Nansen has officially launched its non-custodial Ethereum (ETH) staking service, utilizing Lido Finance's stVaults framework. This new offering marks Nansen's entry into ETH staking and allows users to stake any amount of ETH instead of the traditional 32 ETH minimum required for solo staking.

Details of Nansen's Staking Service

The staking product went live following Lido’s stVaults mainnet launch on January 30, 2026. Users can deposit any amount of ETH into Nansen-operated validators, which enables them to earn consensus rewards along with miner extractable value (MEV) rewards. The integration with Lido’s V3 architecture facilitates a separation of vault ownership from node operation, empowering Nansen to act as both the stVault owner and the node operator.

In return for their stakes, users receive stETH, Lido’s liquid staking token, which enhances DeFi composability as it can be utilized across various decentralized finance protocols. The system is non-custodial, ensuring that Nansen never gains direct control over the stakers’ funds, supported by thoroughly audited smart contracts from accredited security firms.

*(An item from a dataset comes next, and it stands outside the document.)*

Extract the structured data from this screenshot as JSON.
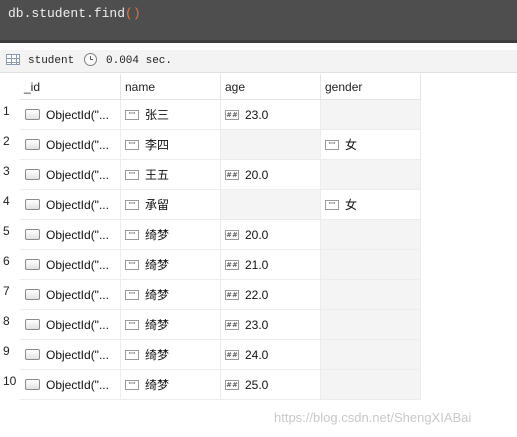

Additionally, a loyalty feature has been incorporated, allowing users to earn Nansen Points alongside their staking rewards.

Nansen's Growth and Market Position

Nansen reinforced its capabilities in validation by acquiring StakeWithUs in 2024, which provided critical operational infrastructure and positioned the company as a leading validator in terms of assets staked and the number of delegators. The stETH token currently has a market capitalization of around $27 billion, establishing it as the predominant liquid staking token in the market.

For investors, Nansen’s offering presents a compelling value proposition by eliminating the high entry barrier associated with the 32 ETH minimum, while providing enhanced staking yields and access to Nansen’s renowned analytics platform. This aspect will particularly appeal to institutional investors seeking audited and transparent staking solutions, as the separation-of-roles model facilitates precise performance tracking of validator operators.

This material is informational and should not be considered financial advice.